I seem to be succeeding in making you more confused, not less.
There is one conceptual thing called a "channel". But that conceptual
thing has representation on the client and in the broker. Thus when I
talk about "the channel process", I'm almost always meaning the channel
process on the broker, that handles all actions issued by the client
upon that channel.
It is the channel process that "performs routing": i.e. the
determination of which queue processes a given message should be sent on
to. This action requires no input from any queues at all: it is
currently just a series of database lookups. When the channel has
finished figuring out which queues the message should be sent to, it
just sends the message to those queues.
Now if there are no mandatory/immediate flags set then the publish from
the channel to the queue is entirely fire and forget: there is
absolutely no indication to the channel whether or not the queue still
exists or when it received the msg or when it processed the msg.

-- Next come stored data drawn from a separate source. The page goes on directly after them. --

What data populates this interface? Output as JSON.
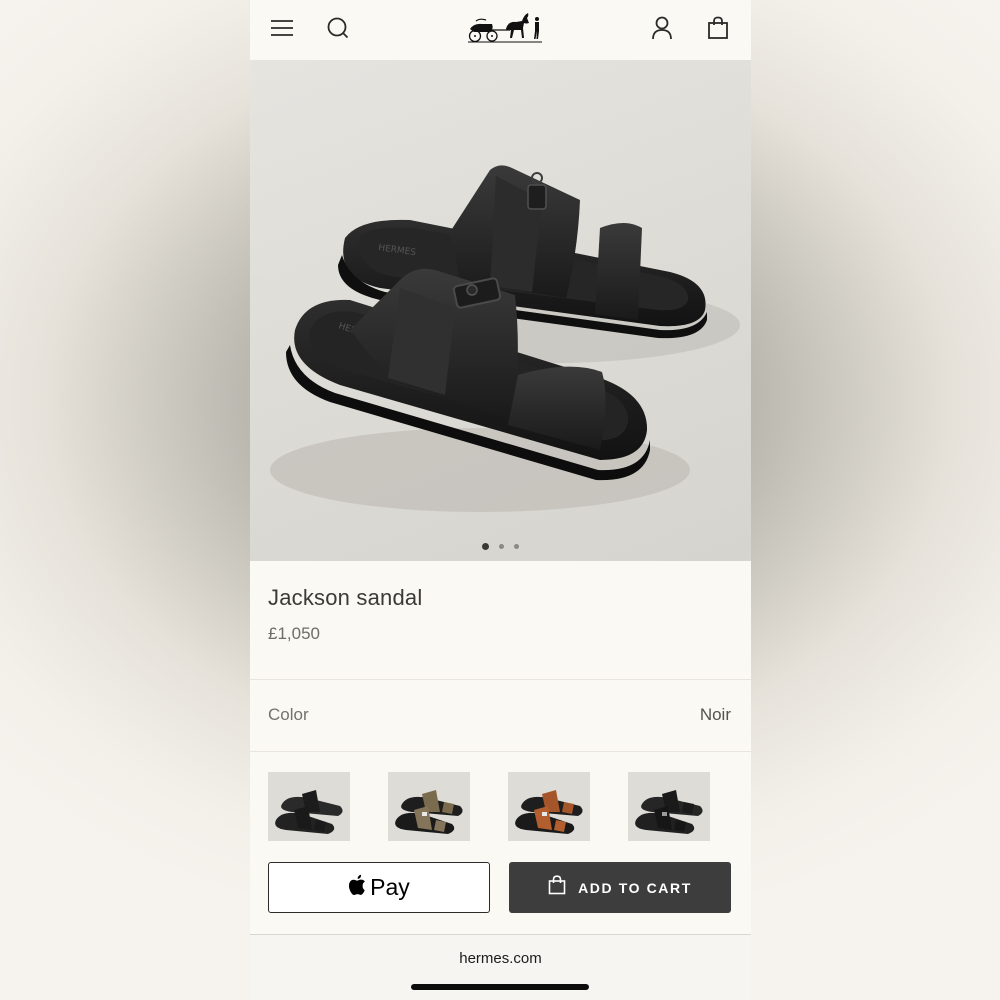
{
  "header": {
    "menu_icon": "hamburger-menu-icon",
    "search_icon": "search-icon",
    "logo": "hermes-carriage-logo",
    "account_icon": "user-icon",
    "bag_icon": "shopping-bag-icon"
  },
  "gallery": {
    "image": "black leather Jackson sandals with Kelly buckle",
    "pages": 3,
    "current_page": 1
  },
  "product": {
    "title": "Jackson sandal",
    "price": "£1,050"
  },
  "color": {
    "label": "Color",
    "value": "Noir",
    "swatches": [
      {
        "name": "Noir",
        "tone": "#2a2a2a"
      },
      {
        "name": "Khaki",
        "tone": "#7a6a4e"
      },
      {
        "name": "Fauve",
        "tone": "#a4552a"
      },
      {
        "name": "Black",
        "tone": "#1f1f1f"
      }
    ]
  },
  "actions": {
    "apple_pay_label": "Pay",
    "add_to_cart_label": "ADD TO CART"
  },
  "browser": {
    "url": "hermes.com"
  },
  "colors": {
    "page_bg": "#fbf9f4",
    "button_dark": "#3d3d3d",
    "text_primary": "#3b3a37"
  }
}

If the mandatory or immediate flag is set, then the channel must do a
synchronous call to each queue to which the msg is being sent in order
to find out what happens to the msg and thus return the correct response
(if any) to the client-side channel.
Mandatory is a MAY analysis or a disjunction: i.e. of the set of queues
to which the msg is apparently meant to be sent, provided at least one
of those queues receives the msg (i.e. has not been deleted or otherwise
lost between the act of routing and the act of sending the msg to the
queue), then no error occurs.
Likewise, Immediate indicates that of all the queues to which the msg is
sent, provided one of those queues is able to immediately chuck the msg
out to a consumer, all is well. The additional complexity with immediate
is that of the queues which could not send the msg straight out to a
consumer, the queue does not enqueue the msg. Immediate and mandatory
are both really mis-features of AMQP and should not be used.
> My understanding previously was that when you publish it's fire-and-forget
> while the routing occurs...you're instantly released while the routing is in
> process.
I don't know to what you're referring when you say "you're instantly
released" - _what_ is instantly release?